The very point I am making is that it is so variable. So posting benchmarks pretending that it proves anything is asinine.
I won't even get into all the other issues with the mouse getting lost on some games, text being too small/to large. Having to fuck around with LD_PRELOAD flags and loads other gumpth that is never mentioned on a YouTube video.

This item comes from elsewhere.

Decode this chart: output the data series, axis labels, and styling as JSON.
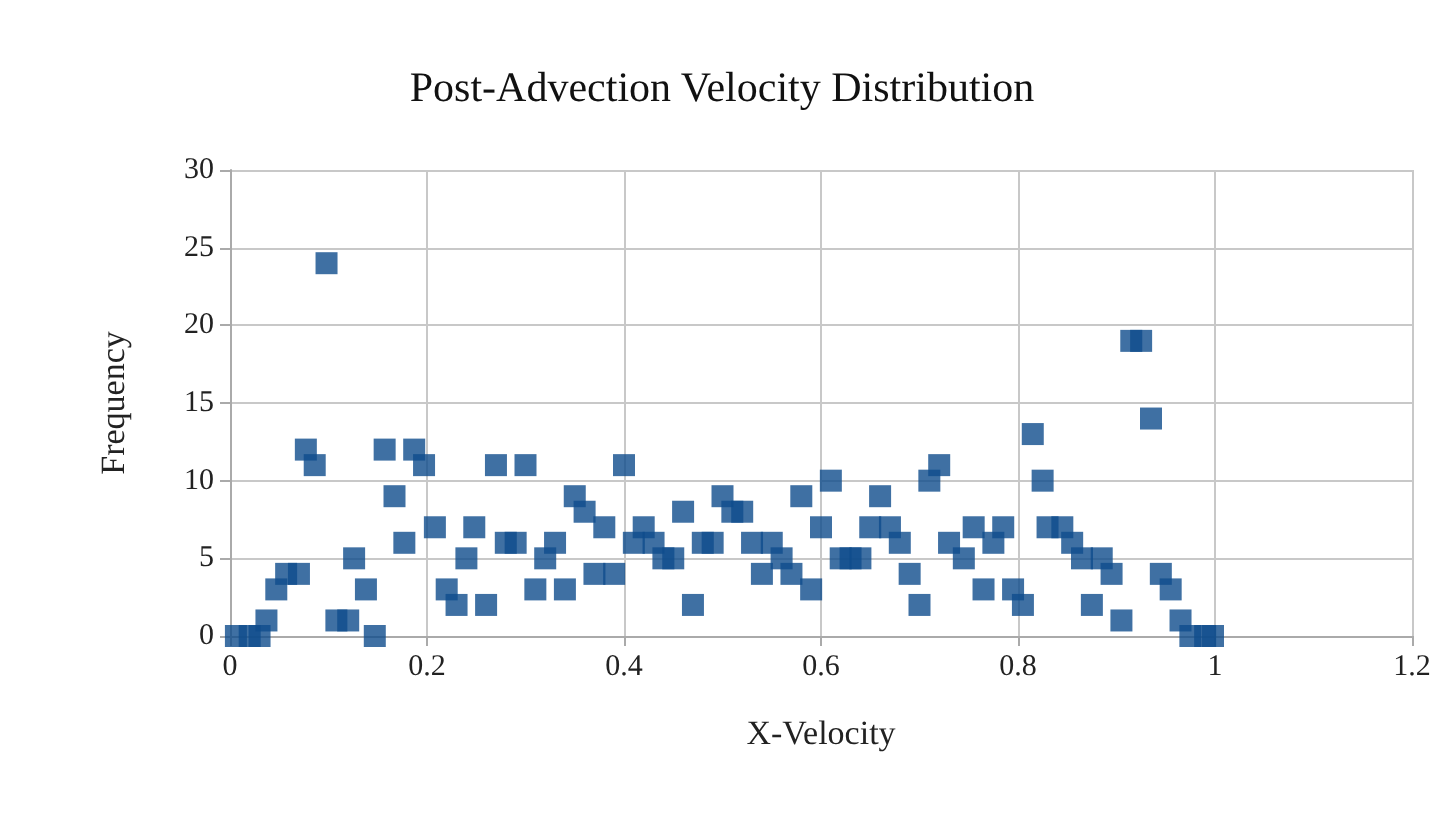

Your claim was that you tested and "You get 5-20 FPS less and often more input latency and stutters (1%, 0.1% lows)", "it decent enough sample size to determine that the claim that Linux performs better than Windows isn't true". That you tested so well, that it can't be considered to be anecdata. You claimed that it is universal truth.
So I provided you with solid data from testers, who found many cases in which Linux was on par or faster than Windows.
You are aware that old consoles still play games, right? My PS4 still plays all my PS4 games and lets me stream PS5 games to from my living room to my bedroom. My Xbox 360 still plays games just fine last time I checked (last June or so). Getting rid of old consoles doesn’t make sense unless you absolutely have to have the latest tech and also don’t have much storage space.
From what I’ve seen so far from people I know who run Valve Indexes, Linux SteamVR performance is pretty poor compared with Monado+OpenComposite. Hopefully this situation changes with the release of the Frame, in which case I (and likely others) will be revamping the SteamVR package and NixOS modules as Monado may not fully support it for some time.
Tl;dr: Run Monado w/ OpenComposite for the Index, it runs way better.
Dropping back here to say that I have been playing around with Monado + OpenComposite + WlxOverlay and while it's been plenty janky, it has actually usable performance when it works.